ジャガー・レーシングへの移籍が囁かれ続けていたアレクサンダー・ブルツが、来季もマクラーレンに残留すると発表した。
ブルツは、2004年もデイビッド・クルサード、キミ・ライコネン、ペドロ・デ・ラ・ロサらと共にマクラーレンに残り、テストドライバーを続けることを明らかにした。ブルツはバルセロナでトラックデビューを飾ったMP4−19の開発を楽しみにしている。
「来季もウエスト・マクラーレン・メルセデスチームにサードドライバーとして残ることになったことを喜んで発表する」とブルツ。「ジャガー・レーシングのセカンドドライバー候補として名前が挙がっていたことは確かである。とても名誉なことだった。しかし、マクラーレン・メルセデスの2004年用テストプログラムが始まったいま、シーズンの準備に集中するためにも来季についてそろそろ決める必要があると思った。ウエスト・マクラーレン・メルセデスは誠実でやりがいのあるチームだ。彼らなら僕に最高の未来を与えてくれると思っている」
ブルツは2003年半ばに解雇されたアントニオ・ピッツォニアの後釜としてジャガー入りは間違いなしと言われながら、結局この話はご破算に。ブルツに代わって、ジャスティン・ウイルソンがマーク・ウエーバーとコンビを組むことになるが、ブルツはその後も2004年の有力なドライバー候補として見られてきた。
ブルツは冬期テストを前にして、来シーズンのジャガーの最有力ドライバー候補として見られてきた。また、オーストリアのスポーツ飲料メーカー、レッドブルがチームとスポンサー契約を交わすのではというウワサも流れていた。

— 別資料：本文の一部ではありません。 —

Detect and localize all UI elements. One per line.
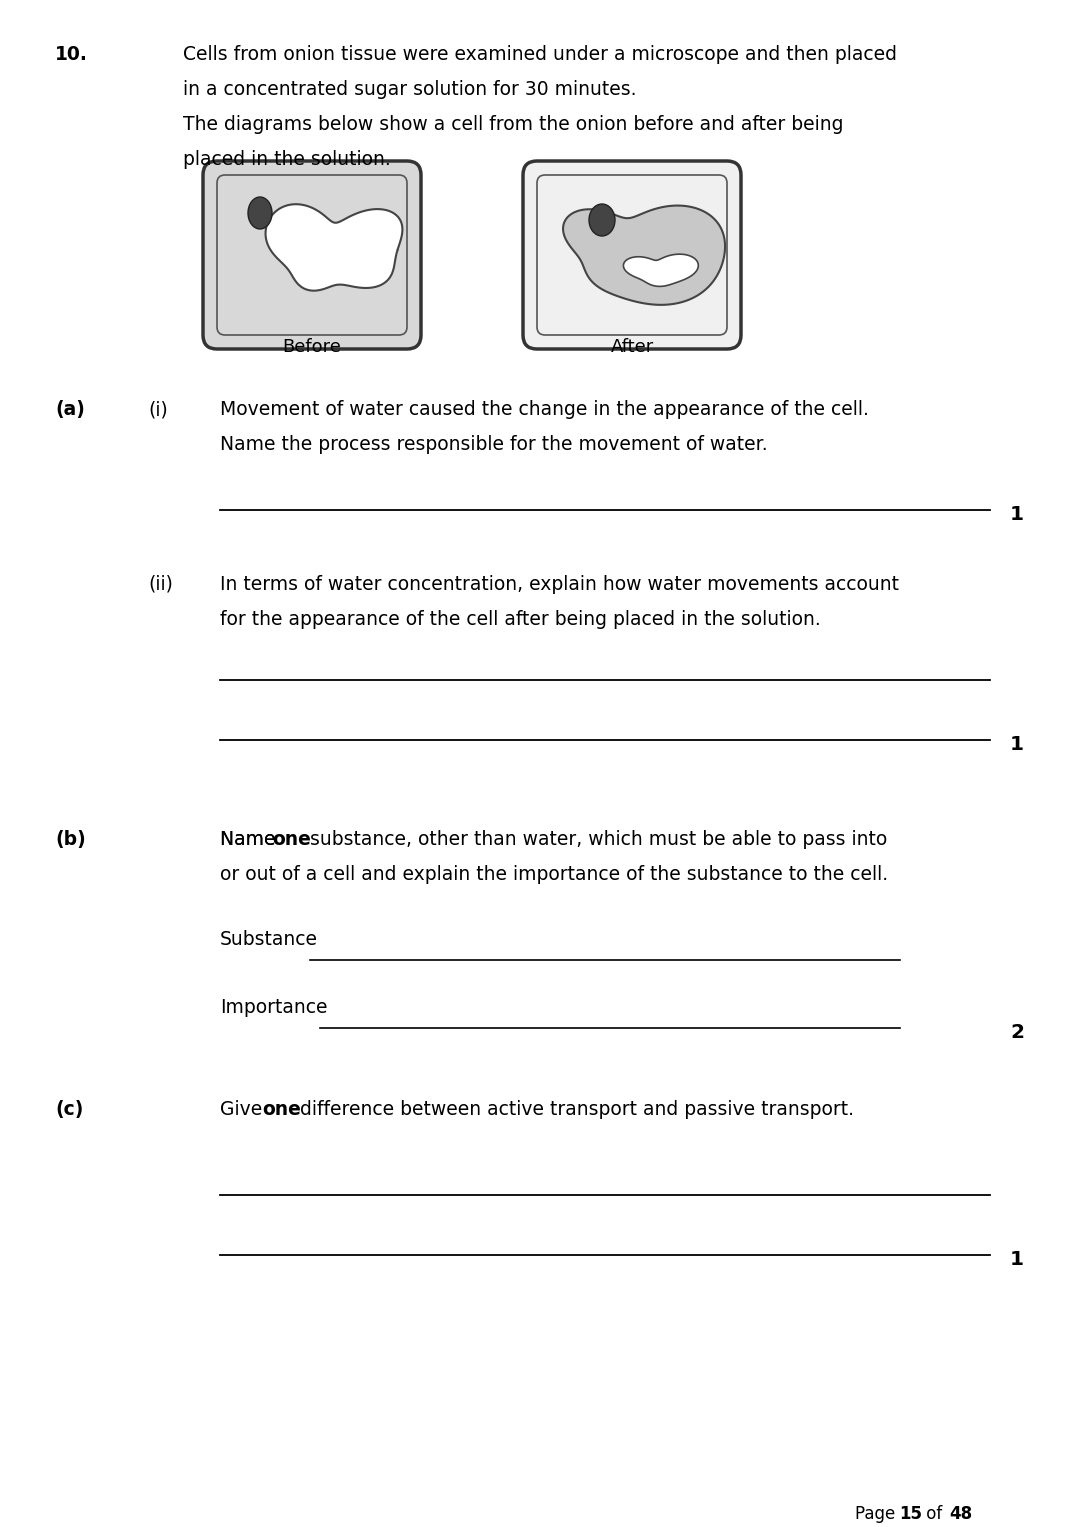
- Text: Movement of water caused the change in the appearance of the cell.: Movement of water caused the change in t…: [220, 400, 869, 418]
- Text: Give: Give: [220, 1099, 268, 1119]
- Text: substance, other than water, which must be able to pass into: substance, other than water, which must …: [303, 831, 888, 849]
- Text: Substance: Substance: [220, 930, 318, 948]
- Text: or out of a cell and explain the importance of the substance to the cell.: or out of a cell and explain the importa…: [220, 864, 888, 884]
- Polygon shape: [266, 205, 403, 290]
- Text: 1: 1: [1010, 734, 1024, 754]
- Text: Name: Name: [220, 831, 282, 849]
- Text: Cells from onion tissue were examined under a microscope and then placed: Cells from onion tissue were examined un…: [183, 44, 897, 64]
- Text: 2: 2: [1010, 1023, 1024, 1041]
- Text: one: one: [262, 1099, 301, 1119]
- Text: 1: 1: [1010, 1251, 1024, 1269]
- Text: placed in the solution.: placed in the solution.: [183, 150, 391, 169]
- Text: Name the process responsible for the movement of water.: Name the process responsible for the mov…: [220, 435, 768, 454]
- Text: The diagrams below show a cell from the onion before and after being: The diagrams below show a cell from the …: [183, 115, 843, 134]
- Ellipse shape: [589, 205, 615, 237]
- FancyBboxPatch shape: [523, 160, 741, 350]
- Text: for the appearance of the cell after being placed in the solution.: for the appearance of the cell after bei…: [220, 609, 821, 629]
- Text: 48: 48: [949, 1506, 972, 1522]
- Text: (i): (i): [148, 400, 167, 418]
- Text: 15: 15: [899, 1506, 922, 1522]
- Text: After: After: [610, 337, 653, 356]
- Text: in a concentrated sugar solution for 30 minutes.: in a concentrated sugar solution for 30 …: [183, 79, 636, 99]
- Polygon shape: [623, 253, 699, 287]
- Text: difference between active transport and passive transport.: difference between active transport and …: [294, 1099, 854, 1119]
- Polygon shape: [563, 206, 725, 305]
- FancyBboxPatch shape: [203, 160, 421, 350]
- Text: Importance: Importance: [220, 999, 327, 1017]
- Text: (ii): (ii): [148, 576, 173, 594]
- Text: one: one: [272, 831, 311, 849]
- Text: (c): (c): [55, 1099, 83, 1119]
- Text: Name: Name: [220, 831, 282, 849]
- Text: Page: Page: [855, 1506, 901, 1522]
- Text: In terms of water concentration, explain how water movements account: In terms of water concentration, explain…: [220, 576, 899, 594]
- Text: 1: 1: [1010, 505, 1024, 524]
- Text: 10.: 10.: [55, 44, 87, 64]
- Text: Before: Before: [283, 337, 341, 356]
- Text: (b): (b): [55, 831, 85, 849]
- Text: of: of: [921, 1506, 947, 1522]
- Text: (a): (a): [55, 400, 85, 418]
- Ellipse shape: [248, 197, 272, 229]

そのブルツが今回マクラーレン残留を決めた背景だが、レッドブルが先日ジャガーのテストに参加したF3ドライバー、クリスチャン・クリエンをブルツ以上に推しているという事実もさるものながら、ブルツの個人スポンサーであるスーパーファンドとジャガーのスポンサー、HSBC社との間で衝突が起こったためだと考えられる。とはいえ、真相は今のところ、すべて闇の中だ。
マクラーレン・レーシングMDのマーチン・ウィットマーシュは次のように語っている。「過去3年に渡るアレックスの貢献はとても大きく、チームのだれもが彼の残留を喜んでいる。アレックスにレース復帰のチャンスがあったことは知っている。彼がどんな決断を下そうとも、彼をサポートしていくつもりだったが、チーム残留となって力強く思っている。チームは2004年のタイトルを目指して益々勢いづくだろう」
ブルツがマクラーレン残留を決めたことで、来シーズン、ウエーバーとコンビを組むジャガーのドライバーについて再び様々な憶測が飛び交うことは必至だ。先週はクリエンとタウンゼント・ベルがジャガーのテストに参加した。現ドライバーのウイルソンは木曜日、1日だけテストに参加し、ファステストタイムをマークして、来季のフルシーズン契約をアピールした。
ジャガーは、このテストによってセカンドドライバー候補を絞ってはおらず、今後もF1マシンの経験をさせるという見地から他のドライバーをテストに参加させるつもりでいると述べている。